Embracing a blended workforce. Many organizations are looking beyond the long-standing boundaries that divide traditional employee talent acquisition from management of the contingent and free agent workforce talent supply. Companies are adopting a single-integrated framework for employee recruitment and contingent workforce supply chain management, yielding what is known as a blended workforce approach to talent strategy. In fact, nearly 50 percent of best-in-class organizations listed a blended workforce as a top priority for 2013.

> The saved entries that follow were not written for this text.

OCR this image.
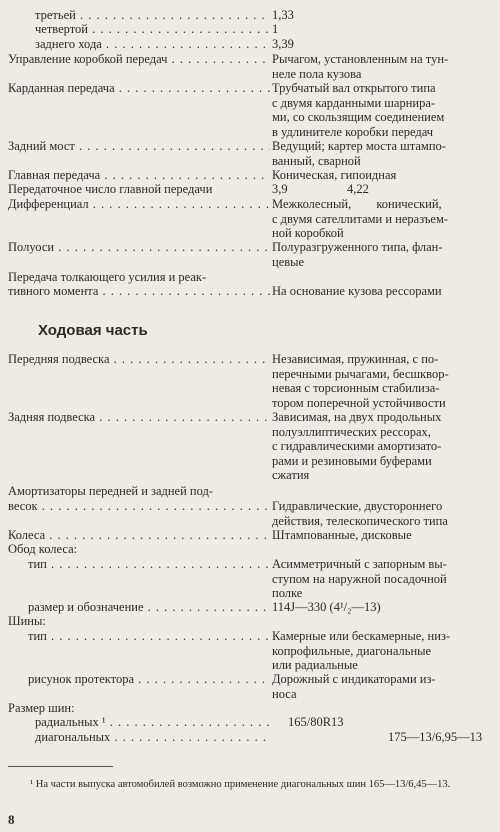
третьей . . .	1,33
четвертой . . .	1
заднего хода . . .	3,39
Управление коробкой передач . . .	Рычагом, установленным на тун-
неле пола кузова
Карданная передача . . .	Трубчатый вал открытого типа
с двумя карданными шарнира-
ми, со скользящим соединением
в удлинителе коробки передач
Задний мост . . .	Ведущий; картер моста штампо-
ванный, сварной
Главная передача . . .	Коническая, гипоидная
Передаточное число главной передачи	3,9	4,22
Дифференциал . . .	Межколесный, конический,
с двумя сателлитами и неразъем-
ной коробкой
Полуоси . . .	Полуразгруженного типа, флан-
цевые
Передача толкающего усилия и реак-
тивного момента . . .	На основание кузова рессорами
Ходовая часть
Передняя подвеска . . .	Независимая, пружинная, с по-
перечными рычагами, бесшквор-
невая с торсионным стабилиза-
тором поперечной устойчивости
Задняя подвеска . . .	Зависимая, на двух продольных
полуэллиптических рессорах,
с гидравлическими амортизато-
рами и резиновыми буферами
сжатия
Амортизаторы передней и задней под-
весок . . .	Гидравлические, двустороннего
действия, телескопического типа
Колеса . . .	Штампованные, дисковые
Обод колеса:
тип . . .	Асимметричный с запорным вы-
ступом на наружной посадочной
полке
размер и обозначение . . .	114J—330 (4¹/₂—13)
Шины:
тип . . .	Камерные или бескамерные, низ-
копрофильные, диагональные
или радиальные
рисунок протектора . . .	Дорожный с индикаторами из-
носа
Размер шин:
радиальных ¹ . . .	165/80R13
диагональных . . .	175—13/6,95—13
¹ На части выпуска автомобилей возможно применение диагональных шин 165—13/6,45—13.
8
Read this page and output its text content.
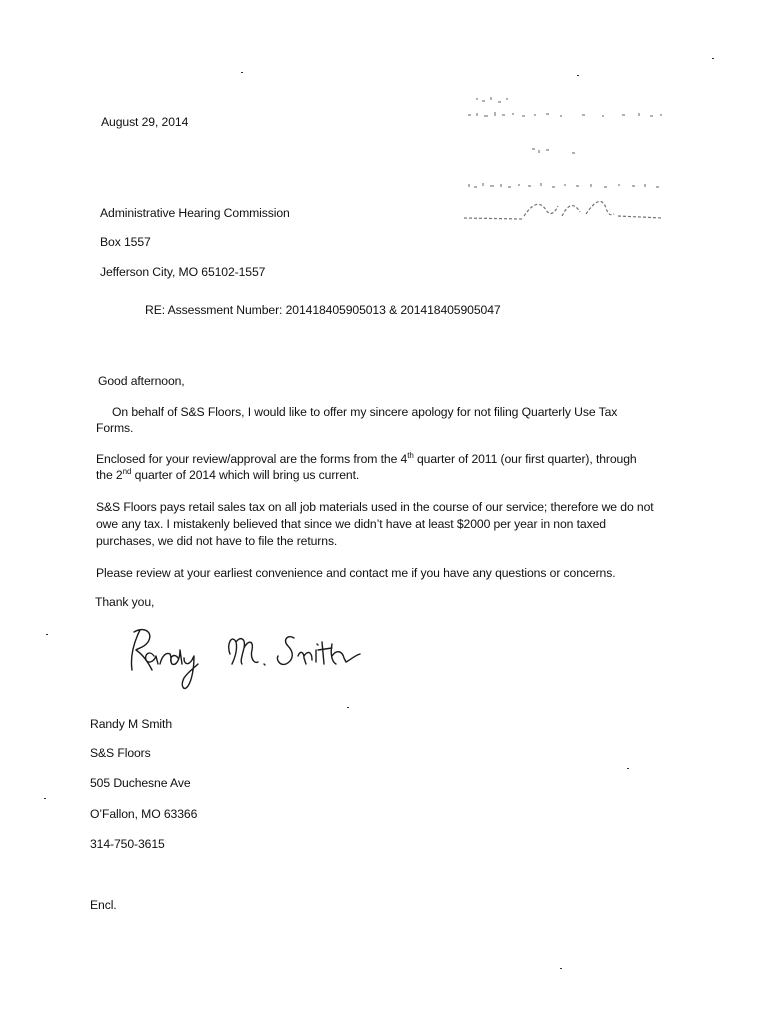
August 29, 2014
Administrative Hearing Commission
Box 1557
Jefferson City, MO 65102-1557
RE: Assessment Number: 201418405905013 & 201418405905047
Good afternoon,
On behalf of S&S Floors, I would like to offer my sincere apology for not filing Quarterly Use Tax
Forms.
Enclosed for your review/approval are the forms from the 4th quarter of 2011 (our first quarter), through
the 2nd quarter of 2014 which will bring us current.
S&S Floors pays retail sales tax on all job materials used in the course of our service; therefore we do not
owe any tax. I mistakenly believed that since we didn’t have at least $2000 per year in non taxed
purchases, we did not have to file the returns.
Please review at your earliest convenience and contact me if you have any questions or concerns.
Thank you,
Randy M Smith
S&S Floors
505 Duchesne Ave
O’Fallon, MO 63366
314-750-3615
Encl.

Distinguishing SOW-based projects. As contingent workforce management evolves, organizations are more likely to expand these programs to include SOW-based projects. Today, 50 percent of best-in-class organizations have standardized processes in place for handling SOW-based projects. The top strategies include a balance of both tactical and strategic elements. Tactical elements (management of master agreement and tracking of spend) allow organizations to stay compliant and lift the administrative burden placed on managers. Strategic elements (increased collaboration and ability to distinguish SOW from contingent in the requisition phases) ensure that SOW-based projects are aligning to business objectives in order to plan for future workforce needs.
Onboarding contingent workers. Onboarding is one of the most critical yet underutilized elements of contingent workforce management. Sixty-six percent of best-in-class organizations have a proper onboarding strategy in place compared to 54 percent of industry average and 34 percent of laggard organizations. This represents a significant increase from the 40 percent of best-in-class organizations with a proper onboarding strategy in 2012. A negative onboarding experience can leave an organization at risk in terms of compliance, lost productivity, and negative branding. Organizations that invest in strategic onboarding or leverage third-party providers are able to get contingent workers up to speed and contribute to business-driven initiatives much more quickly. These organizations are also better prepared to handle the forms management aspect of onboarding contingent workers as well as the training of time-keeping and company policies.
As the contingent workforce grows in complexity, organizations must consider a new approach to managing this critical talent pool through improved strategies, and service and technology options. Organizations will achieve success by recognizing the best practices and key trends in contingent workforce management and selecting solution providers that meet their unique contingent needs.